The median age of the patients who had a resurfacing was 55, and the researchers compared revision rates for the different techniques among patients of this age.

Women had worse implant survival with hip resurfacing across head sizes.
The predicted 5-year revision rates in 55-year-old women were 8.3% with a 42 mm resurfacing head, 6.1% with a 46 mm head, and 1.5% with a 28 mm cemented metal-on-polyethylene stemmed total hip replacement (the most common type of traditional implant).

Similar differences were seen for 55-year-old men with smaller head sizes.
The predicted 5-year revision rates were 4.1% with a 46 mm resurfacing head, 2.6% with a 54 mm resurfacing head, and 1.9% with a 28 mm cemented metal-on-polyethylene stemmed total hip replacement.

Of the male patients who underwent resurfacing, only 23% had head sizes of 54 mm or higher.
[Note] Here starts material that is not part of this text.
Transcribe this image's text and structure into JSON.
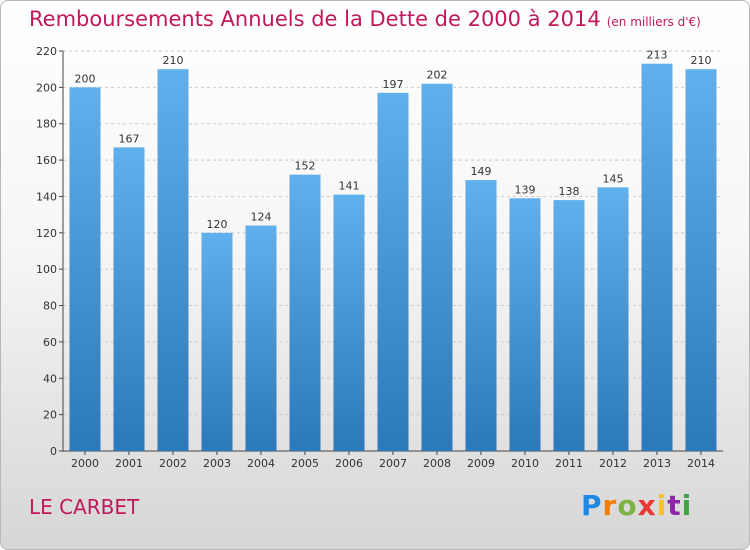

In this group, hip resurfacing was associated with implant survival similar to that seen with conventional total hip replacement.

"Although our analysis focused on medium-term failure rates, other considerations need to be taken into account," the authors noted, including the conservation of femoral bone with resurfacing, differences in patient outcomes, and the release of metal into the patients' tissues, which can cause end-organ damage and DNA changes.

In an accompanying editorial, Art Sedrakyan, MD, PhD, of Weill Cornell Medical College in New York City, said that the higher revision rates with hip resurfacing represent "a class effect in the failure of hip resurfacing devices."

Like the study authors, however, Sedrakyan noted that other factors need to be considered when choosing between the different techniques. Good functional outcomes, for instance, may be particularly important for patients who have physically demanding jobs or who participate in sports.
"Regulators and surgeons need to make proper recommendations for patients, such as not using resurfacing in women, and developing decision aids for patients to convey the benefits, harms, and uncertainty related to second surgery with large metal-on-metal implants," he wrote.

Blom and colleagues acknowledged that the study was limited by the observational, nonrandomized design, the relatively little information available on potential confounders, and the uncertain generalizability to patients beyond the U.K.